O “puzzle” começa a fazer sentido – Ferreira de Castro teria certamente a maior animadversão pelas posições ideológicas de Gustavo Cordeiro Ramos, e por algumas das decisões por ele tomadas, como responsável político, além de ele aparecer conluiado e protegido da Censura. A Censura era uma faceta do Estado Novo que particularmente desagradava a Ferreira de Castro e que o levara, em 1934, a renunciar à prática do jornalismo (no ano anterior, pois, às suas viagens no Mediterrâneo). Com as vestes do Grão-Mestre, estaria, assim, Gustavo Cordeiro Ramos, personagem contemporânea de Ferreira de Castro, de muito elevado estatuto, cujos alegados “costumes dissolutos” eram criticados, e a quem o Autor não poderia ou não quereria referir-se abertamente. A própria Censura não descobriu o disfarce.

Hoje, quando Gustavo Cordeiro Ramos é menos que uma nota de pé de página, temos dificuldade em reviver as paixões de há 80 anos e em compreender que Ferreira de Castro tenha empregado alguma da sua criatividade a compor um texto críptico que, já na altura, poucos terão entendido em todas as suas implicações.

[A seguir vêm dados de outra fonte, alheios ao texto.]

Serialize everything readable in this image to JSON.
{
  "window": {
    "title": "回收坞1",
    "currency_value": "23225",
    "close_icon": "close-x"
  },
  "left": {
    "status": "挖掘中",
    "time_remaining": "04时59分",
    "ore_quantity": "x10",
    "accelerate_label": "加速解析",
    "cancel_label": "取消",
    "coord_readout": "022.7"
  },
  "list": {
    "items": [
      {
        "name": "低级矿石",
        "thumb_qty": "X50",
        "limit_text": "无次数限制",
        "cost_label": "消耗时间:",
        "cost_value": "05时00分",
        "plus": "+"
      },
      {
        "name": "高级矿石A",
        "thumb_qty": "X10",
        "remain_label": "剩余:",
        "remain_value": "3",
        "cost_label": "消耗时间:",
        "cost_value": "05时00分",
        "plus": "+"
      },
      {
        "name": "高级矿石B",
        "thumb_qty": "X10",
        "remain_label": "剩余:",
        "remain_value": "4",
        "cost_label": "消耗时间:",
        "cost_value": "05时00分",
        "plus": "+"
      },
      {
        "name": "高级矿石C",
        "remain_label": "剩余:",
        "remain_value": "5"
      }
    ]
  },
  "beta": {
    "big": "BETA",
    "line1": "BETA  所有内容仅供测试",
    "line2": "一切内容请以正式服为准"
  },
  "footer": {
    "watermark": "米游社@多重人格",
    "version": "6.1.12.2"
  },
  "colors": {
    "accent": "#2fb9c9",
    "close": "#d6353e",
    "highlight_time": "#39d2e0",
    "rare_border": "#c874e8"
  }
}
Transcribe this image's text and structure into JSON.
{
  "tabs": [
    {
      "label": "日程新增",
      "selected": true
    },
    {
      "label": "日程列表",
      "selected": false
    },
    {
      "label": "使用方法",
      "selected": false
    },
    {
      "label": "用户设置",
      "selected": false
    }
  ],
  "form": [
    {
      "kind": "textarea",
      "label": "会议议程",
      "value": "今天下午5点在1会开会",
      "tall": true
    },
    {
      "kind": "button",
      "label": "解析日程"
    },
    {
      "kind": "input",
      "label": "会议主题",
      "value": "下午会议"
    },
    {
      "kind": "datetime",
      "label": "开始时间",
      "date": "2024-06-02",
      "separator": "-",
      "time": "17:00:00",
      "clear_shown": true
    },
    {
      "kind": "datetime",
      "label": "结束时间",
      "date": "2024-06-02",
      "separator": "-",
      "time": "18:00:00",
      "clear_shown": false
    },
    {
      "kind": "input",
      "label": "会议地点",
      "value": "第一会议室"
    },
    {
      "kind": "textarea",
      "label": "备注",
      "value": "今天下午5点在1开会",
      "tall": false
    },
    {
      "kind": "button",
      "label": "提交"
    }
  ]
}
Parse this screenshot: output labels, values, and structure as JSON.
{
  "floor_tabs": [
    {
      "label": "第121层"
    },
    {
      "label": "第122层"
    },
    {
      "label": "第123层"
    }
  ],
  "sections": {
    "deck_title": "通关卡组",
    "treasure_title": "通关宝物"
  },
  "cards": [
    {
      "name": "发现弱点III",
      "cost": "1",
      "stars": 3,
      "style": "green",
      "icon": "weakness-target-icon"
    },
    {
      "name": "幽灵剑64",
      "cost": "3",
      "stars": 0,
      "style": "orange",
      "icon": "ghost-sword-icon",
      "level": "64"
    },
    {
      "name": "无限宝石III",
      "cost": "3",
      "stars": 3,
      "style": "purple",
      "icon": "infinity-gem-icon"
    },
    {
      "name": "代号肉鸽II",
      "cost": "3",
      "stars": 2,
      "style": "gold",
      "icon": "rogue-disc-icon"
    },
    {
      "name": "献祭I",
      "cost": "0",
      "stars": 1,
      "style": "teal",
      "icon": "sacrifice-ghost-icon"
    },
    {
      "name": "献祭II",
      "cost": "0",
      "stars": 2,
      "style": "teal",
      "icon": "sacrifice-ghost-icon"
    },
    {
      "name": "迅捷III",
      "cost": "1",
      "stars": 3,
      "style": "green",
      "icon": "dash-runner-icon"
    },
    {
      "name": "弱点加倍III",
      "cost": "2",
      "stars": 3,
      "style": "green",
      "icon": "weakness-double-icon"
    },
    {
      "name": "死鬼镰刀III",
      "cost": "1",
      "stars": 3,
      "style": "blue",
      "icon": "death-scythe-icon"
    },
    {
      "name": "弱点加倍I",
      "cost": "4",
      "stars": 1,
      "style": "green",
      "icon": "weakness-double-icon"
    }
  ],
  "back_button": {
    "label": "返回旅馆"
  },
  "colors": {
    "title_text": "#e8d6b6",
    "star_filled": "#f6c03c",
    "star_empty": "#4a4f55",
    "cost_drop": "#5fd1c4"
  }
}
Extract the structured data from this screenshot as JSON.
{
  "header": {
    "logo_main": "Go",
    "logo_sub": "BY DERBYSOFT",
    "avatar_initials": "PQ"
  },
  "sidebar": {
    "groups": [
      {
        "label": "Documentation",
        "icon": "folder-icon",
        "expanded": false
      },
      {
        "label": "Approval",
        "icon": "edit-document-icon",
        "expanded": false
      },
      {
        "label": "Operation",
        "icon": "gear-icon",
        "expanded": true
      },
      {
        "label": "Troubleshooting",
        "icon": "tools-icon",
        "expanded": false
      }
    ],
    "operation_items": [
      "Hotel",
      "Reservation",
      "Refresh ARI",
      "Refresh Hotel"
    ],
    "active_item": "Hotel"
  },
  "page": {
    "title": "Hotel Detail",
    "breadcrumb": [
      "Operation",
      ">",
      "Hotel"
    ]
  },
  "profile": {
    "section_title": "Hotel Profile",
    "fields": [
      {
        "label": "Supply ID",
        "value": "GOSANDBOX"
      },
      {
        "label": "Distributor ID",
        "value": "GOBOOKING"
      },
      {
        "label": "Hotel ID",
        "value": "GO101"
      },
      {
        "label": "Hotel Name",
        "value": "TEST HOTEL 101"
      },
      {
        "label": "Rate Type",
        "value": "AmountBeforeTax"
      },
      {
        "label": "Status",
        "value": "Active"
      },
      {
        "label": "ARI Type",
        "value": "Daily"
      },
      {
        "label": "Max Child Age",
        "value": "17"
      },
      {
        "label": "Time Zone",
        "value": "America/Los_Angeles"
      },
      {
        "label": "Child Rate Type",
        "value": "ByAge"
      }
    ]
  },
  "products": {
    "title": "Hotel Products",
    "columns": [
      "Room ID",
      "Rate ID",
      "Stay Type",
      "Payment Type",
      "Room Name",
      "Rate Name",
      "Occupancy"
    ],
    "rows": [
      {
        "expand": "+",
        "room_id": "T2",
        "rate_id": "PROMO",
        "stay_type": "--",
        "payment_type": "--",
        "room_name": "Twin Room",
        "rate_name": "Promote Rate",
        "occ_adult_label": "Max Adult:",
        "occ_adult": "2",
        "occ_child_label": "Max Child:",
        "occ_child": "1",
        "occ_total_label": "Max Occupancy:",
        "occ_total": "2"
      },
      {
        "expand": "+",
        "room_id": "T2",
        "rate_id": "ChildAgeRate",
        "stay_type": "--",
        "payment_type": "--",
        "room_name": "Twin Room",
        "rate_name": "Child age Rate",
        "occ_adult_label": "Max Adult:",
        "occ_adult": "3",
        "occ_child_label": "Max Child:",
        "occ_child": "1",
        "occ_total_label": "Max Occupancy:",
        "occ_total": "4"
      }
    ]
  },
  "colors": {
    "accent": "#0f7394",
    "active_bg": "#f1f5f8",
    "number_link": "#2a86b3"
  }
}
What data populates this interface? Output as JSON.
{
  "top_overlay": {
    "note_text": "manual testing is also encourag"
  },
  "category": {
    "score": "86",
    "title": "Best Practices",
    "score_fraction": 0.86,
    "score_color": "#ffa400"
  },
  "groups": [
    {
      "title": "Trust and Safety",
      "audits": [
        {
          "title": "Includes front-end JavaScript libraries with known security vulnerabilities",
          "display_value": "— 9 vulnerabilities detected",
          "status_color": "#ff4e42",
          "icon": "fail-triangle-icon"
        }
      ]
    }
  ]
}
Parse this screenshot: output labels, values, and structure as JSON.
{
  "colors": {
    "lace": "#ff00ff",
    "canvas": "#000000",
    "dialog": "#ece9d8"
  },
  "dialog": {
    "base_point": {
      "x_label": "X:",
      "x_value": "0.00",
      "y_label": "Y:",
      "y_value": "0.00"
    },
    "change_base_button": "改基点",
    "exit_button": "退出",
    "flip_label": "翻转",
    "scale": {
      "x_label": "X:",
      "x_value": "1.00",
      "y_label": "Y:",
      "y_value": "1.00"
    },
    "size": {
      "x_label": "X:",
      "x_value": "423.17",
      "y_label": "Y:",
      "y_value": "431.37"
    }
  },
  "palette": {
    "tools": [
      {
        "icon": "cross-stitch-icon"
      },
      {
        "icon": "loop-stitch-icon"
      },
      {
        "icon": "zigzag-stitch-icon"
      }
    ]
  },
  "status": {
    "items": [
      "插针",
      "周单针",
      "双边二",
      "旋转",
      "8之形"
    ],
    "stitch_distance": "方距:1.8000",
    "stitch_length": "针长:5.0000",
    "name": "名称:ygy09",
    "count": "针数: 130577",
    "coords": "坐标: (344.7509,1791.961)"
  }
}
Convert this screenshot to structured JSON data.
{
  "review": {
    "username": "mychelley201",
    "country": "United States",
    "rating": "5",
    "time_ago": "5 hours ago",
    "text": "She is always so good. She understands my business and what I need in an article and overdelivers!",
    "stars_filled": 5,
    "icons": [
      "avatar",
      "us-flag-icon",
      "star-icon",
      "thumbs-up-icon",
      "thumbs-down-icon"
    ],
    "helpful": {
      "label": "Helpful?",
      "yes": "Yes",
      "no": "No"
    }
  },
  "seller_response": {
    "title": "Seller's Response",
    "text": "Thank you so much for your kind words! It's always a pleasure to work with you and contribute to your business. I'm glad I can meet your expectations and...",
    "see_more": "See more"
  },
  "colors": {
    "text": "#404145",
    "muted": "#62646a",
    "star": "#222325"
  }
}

Durante décadas, sob disfarce de um suposto Grão-Mestre português, Gustavo Cordeiro Ramos manteve-se encerrado, naquilo que era “uma tão grande gaiola para tão pequeno pássaro”.

                                                   

             3ª PARTE                                          

             D. ANTÓNIO MANOEL DE VILHENA

 

D. António Manoel de Vilhena nasceu em Lisboa, a 28 de Maio de 1663, filho de D. Sancho Manoel, 1º Conde de Vila-Flor, Herói da Guerra da Restauração.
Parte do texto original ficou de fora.